ISBN: 9780-646-98533-6
Author: Stan Konstantaras
Final Report • 2018-07-09 • 1.45 MB


Angel Rings are lifesaving buoys placed at popular rockfishing spots to aid rockfishers, tourists and the members of the public who slip or get washed in to the water. Angel rings are designed to keep them afloat until a rescue can be organised or as a buoyancy aid to assist them to get to a safer spot to exit the water.

The Australian National Sportfishing Association (ANSA) in partnership with the Fisheries Research and Development Corporation commenced a trial of "Angel Rings" around Australia

The Recreational Fishing Advisory Committee (RFAC) identified the national roll-out of the Angel Rings program as a key project as part of the Recreational Fishing Industry Development Strategy (RFIDS). There was unanimous agreement that the NSW project had a demonstrated track record in saving lives at various NSW coastal rock platform locations and should be expanded nationally where there was a risk of lives being lost.

States like Western Australia and Victoria where historically lives had been lost off coastal rock platforms were the ultimate target for Angel Rings and to a lesser extent South Australia, Tasmania and Queensland also qualified for the investigation of installing Angel Rings.

The FRDC National Angel Ring Project ("Project") set out to deliver a complete package of rock fishing safety equipment to all the State Branches of ANSA that had experienced rock fishing incidents and fatalities and as a way of updating the branches on current practices and alerting the branches to some of the rock fishing safety initiatives underway in the other states. Its secondary focus was a roll out of education material and messages into the community via the ANSA network.

The Project achieved some great inroads in establishing Angel Rings in some states like Western Australia and has led to relationships in other states that has seen ANSA share and develop rockfishing safety awareness and education campaigns in a cohesive and consistent matter.

The staggered nature that each state has progressed has ultimately meant that ANSA has been unable to deliver all the agreed milestones even though one of the biggest beneficiaries of Angel Rings, Western Australia has agreed to sign off and ultimately devolve the project and take over management of the Project in WA were it has been a great success.
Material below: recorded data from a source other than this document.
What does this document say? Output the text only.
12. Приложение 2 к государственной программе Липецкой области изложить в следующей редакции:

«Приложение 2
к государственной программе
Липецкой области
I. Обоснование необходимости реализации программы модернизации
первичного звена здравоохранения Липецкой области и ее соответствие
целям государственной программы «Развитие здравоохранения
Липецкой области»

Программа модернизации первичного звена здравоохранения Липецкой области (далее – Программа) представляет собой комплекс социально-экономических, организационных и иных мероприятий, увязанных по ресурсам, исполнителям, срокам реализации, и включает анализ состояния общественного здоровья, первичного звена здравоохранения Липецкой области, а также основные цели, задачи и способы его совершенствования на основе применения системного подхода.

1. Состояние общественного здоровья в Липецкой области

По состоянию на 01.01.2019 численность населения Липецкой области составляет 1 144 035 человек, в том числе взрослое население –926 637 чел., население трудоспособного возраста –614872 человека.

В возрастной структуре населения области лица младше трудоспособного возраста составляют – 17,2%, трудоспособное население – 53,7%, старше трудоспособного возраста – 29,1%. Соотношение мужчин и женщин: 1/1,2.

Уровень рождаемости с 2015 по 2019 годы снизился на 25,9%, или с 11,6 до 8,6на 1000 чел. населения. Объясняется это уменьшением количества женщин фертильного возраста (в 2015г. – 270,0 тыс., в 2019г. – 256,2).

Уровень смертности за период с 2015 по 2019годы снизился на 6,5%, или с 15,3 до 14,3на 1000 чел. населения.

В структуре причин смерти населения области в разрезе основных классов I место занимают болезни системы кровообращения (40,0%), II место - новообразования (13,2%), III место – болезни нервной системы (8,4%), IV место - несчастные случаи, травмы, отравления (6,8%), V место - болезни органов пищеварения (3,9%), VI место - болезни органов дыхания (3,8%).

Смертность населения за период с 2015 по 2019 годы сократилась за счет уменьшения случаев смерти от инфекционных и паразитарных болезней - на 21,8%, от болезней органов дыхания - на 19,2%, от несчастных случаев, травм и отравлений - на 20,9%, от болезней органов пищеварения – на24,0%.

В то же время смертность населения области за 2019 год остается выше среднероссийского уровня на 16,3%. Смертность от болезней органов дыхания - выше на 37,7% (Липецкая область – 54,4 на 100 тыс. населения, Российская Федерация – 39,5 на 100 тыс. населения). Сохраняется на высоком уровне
In all fairness to the other states WA was and continues to deal with the very same issues surrounding rock fishing safety that NSW has previously dealt with.

 Apart from the staggered nature of the roll-out one of the biggest impediments for ANSA has been the changes in the configuration of the GPS Tracker units from our supplier. The entire project was founded around the ability for the states and government agencies agreeing to install Angel Rings on the basis that remote access would also be provided from GPS trackers located and embedded within the Angel rings and could be checked remotely from a computer console anywhere in the world. This alleviated the need for physical checks.

ANSA had already committed to and had rings operational in WA with GPS trackers when it had to essentially shut the remote monitoring down due to the lack of suitability and availability of GPS trackers to continue the project. Thankfully WA had a very supporting Government that committed extra fund to assist in monitoring of the Angel Rings and Peak Body groups like RECFISH WEST, who were involved in working with ANSA had and extensive network of anglers all over WA who would handle the physical checking of the rings and handle replacing any missing ones.

ANSA acknowledges that this situation is not ideal or what has been agreed upon with FRDC but as the project has evolved this has been the best scenario we have been able to operate under. ANSA has been in discussion with FRDC to try and better understand how similar projects might be delivered, especially when dealing with volunteer organisations. The better understanding gained with this project could benefit how groups like ANSA operate into the future considering all of the time and effort is volunteer based.